Summary: The gospel shows us how Christ prioritized our salvation through his own life, death, and resurrection. Now, we are equipped to prioritize our lives in service to him.

An old Native American tale recounts the story of a chief who was telling a gathering of young braves about the struggle within. “It is like two dogs fighting inside of us,” the chief told them. “There is one good dog who wants to do what’s right and the other dog always wants to do what’s wrong. Sometimes the good dog seems stronger and is winning the fight. But sometimes the bad dog is stronger and wrong is winning the fight.” “Who is going to win in the end?” a young brave asks. The chief answered, “The one you feed.”

As we look at our lives, we Christians may be inadvertently feeding the wrong dog. The chilling reality is that we can become just another statistic, succumbing to the deadly combination of selfishness, materialism, and greed that only hurts marriages, families, and finally souls.

Skewed priorities yield a harvest of broken dreams and anguished hearts. Jesus’ parable illustrates the sad consequences of distorted priorities. As we listen to our Savior today, may our prayer be this: LORD, SPARE US FROM SKEWED PRIORITIES so that: 1) we grasp the Word, and 2) we grow in faith.

1) We Grasp the Word

Jesus’ parable of the farmer illustrates the sad consequences of skewed priorities. He says, “A farmer went out to sow his seed. As he was scattering the seed, some fell along the path, and the birds came and ate it up.” Now, the seed, as Jesus tells us later on, is “the message about the kingdom” (Matthew 13:19). In spite the farmer’s best skill and efforts, not all the seed would end up in a prime location.

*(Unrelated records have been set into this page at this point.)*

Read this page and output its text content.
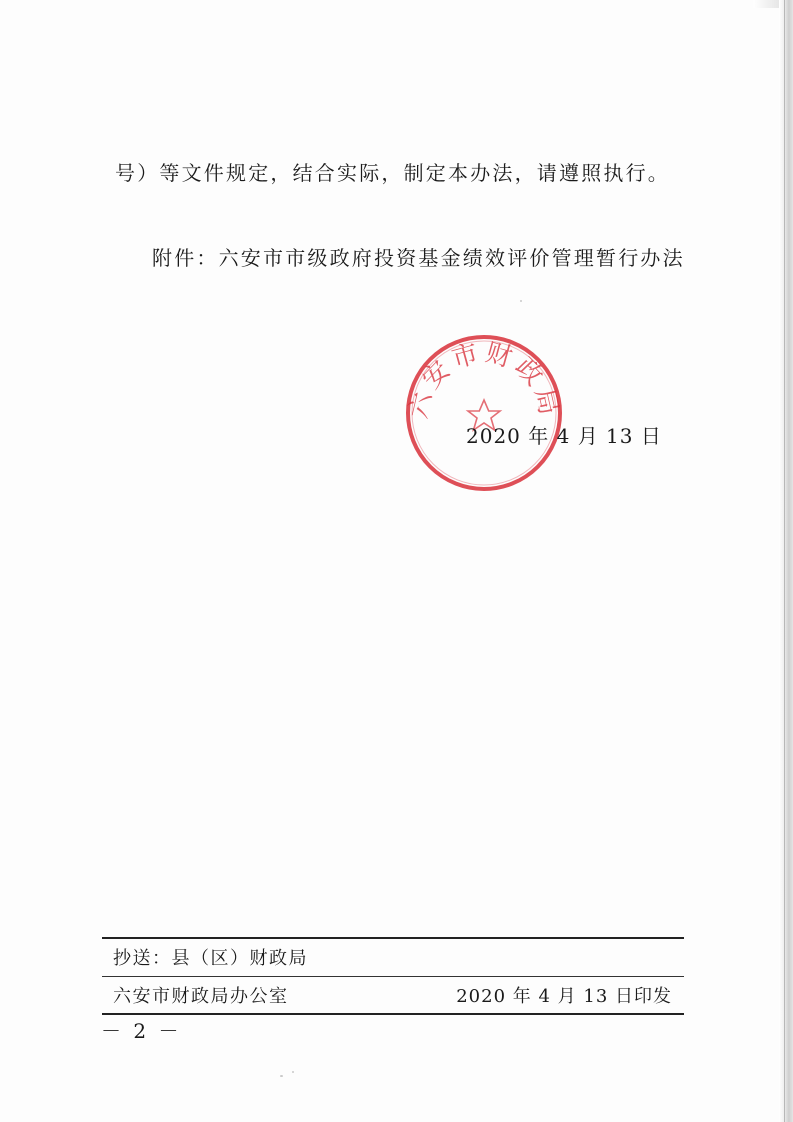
号）等文件规定，结合实际，制定本办法，请遵照执行。
附件：六安市市级政府投资基金绩效评价管理暂行办法
六安市财政局
2020 年 4 月 13 日
抄送：县（区）财政局
六安市财政局办公室	2020 年 4 月 13 日印发
－ 2 －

Some would fall on the trampled down soil-path.

“I’m not interested in anything religious,” a lady said politely but firmly when offered an invitation to our Christmas service. The beautiful home, the finely manicured lawn, and the luxury care in the driveway all revealed where her true priorities were. Those things were all that life seemed to be about for her. She had no time or need for “religion.” Maybe somebody said or did something that turned her off, but the sad result is that she hardened her heart. She made the conscious effort to be unreceptive.

Lest we become smug, know that we are not above this problem. Even Jesus’ own disciples struggled with rock-hard hearts. Time and again, they missed the spiritual truths of Jesus’ teaching. At one point, Jesus asked, “Are your hearts hardened? Do you have eyes but fail to see and hearts but fail to hear?”

Slowness and hardness of heart are terrible spiritual “soil conditions.” And we aren’t above the problem. Sin, doubts, and unbelief constantly trample our hearts and threaten to keep our faith from growing. I know there are time when we feel that God has left us on the “hard pavement of life” only to be devoured by the circling crows. This life is not fair. It can be an awful experience as the clock ticks from one miserable second to the next, and we’re tempted to block God out of our lives.

The truth is that only Christ can help us in our stubborn unbelief. The gospel reminds us that Jesus has remedied our sins and failures. The sins of our past need not haunt us any longer. Christ has won forgiveness for them. They are washed away. Satan knows the gospel’s power and doesn’t want to give it a chance to work, so he will send his carrion crows of doubt and guilt to peck away at us, threatening us to put up our defenses and to harden our hearts. Christ has put a scarecrow in our lives to frighten away those predators. It’s the cross. Satan knows he’s conquered. He doesn’t want us to believe it, though. Look to the cross and see you are forgiven. Trust in Jesus and Satan will have to flee from you.

Jesus loves you and he promises never to leave you or forsake you. Jesus promises to walk with us through this life – through its sorrows and joys. And he promises to use whatever comes our way for our eternal good.

Jesus continues, “Some fell on rocky places, where it did not have much soil. It sprang up quickly, because the soil was shallow. But when the sun came up, the plants were scorched, and they withered because they had no root.” In certain places in the farmer’s field a layer of rock lay close to the surface. Topsoil covered the rocks and offered a fertile and warm bed for the seed to quickly sprout up. The little plants couldn’t sink roots into the soil, and so the plant was doomed when the blazing sun beat down on it.

Jesus explains the spiritual counterpoint for us. He says, “The seed that fell on the rocky places is the man who hears the word and at once receives it with joy. But since he has no root, he lasts only a short time. When trouble or persecution comes because of the word, he quickly falls away.” I’ve seen it happen too often. Someone hears the gospel for the first time and is excited, joyful and enthusiastic. They enter a Bible class. They are instructed in the Word, but then the instruction period ends and the persecution period begins. And they can’t take the heat – the heat of ridicule, peer pressure, disappointment or disillusionment: “you belong to that church that church that actually believes the Lord’s Supper is real and won’t simply allow just anybody to take it without instruction in the Word,” or “you actually think babies are sinful and need to be baptized?”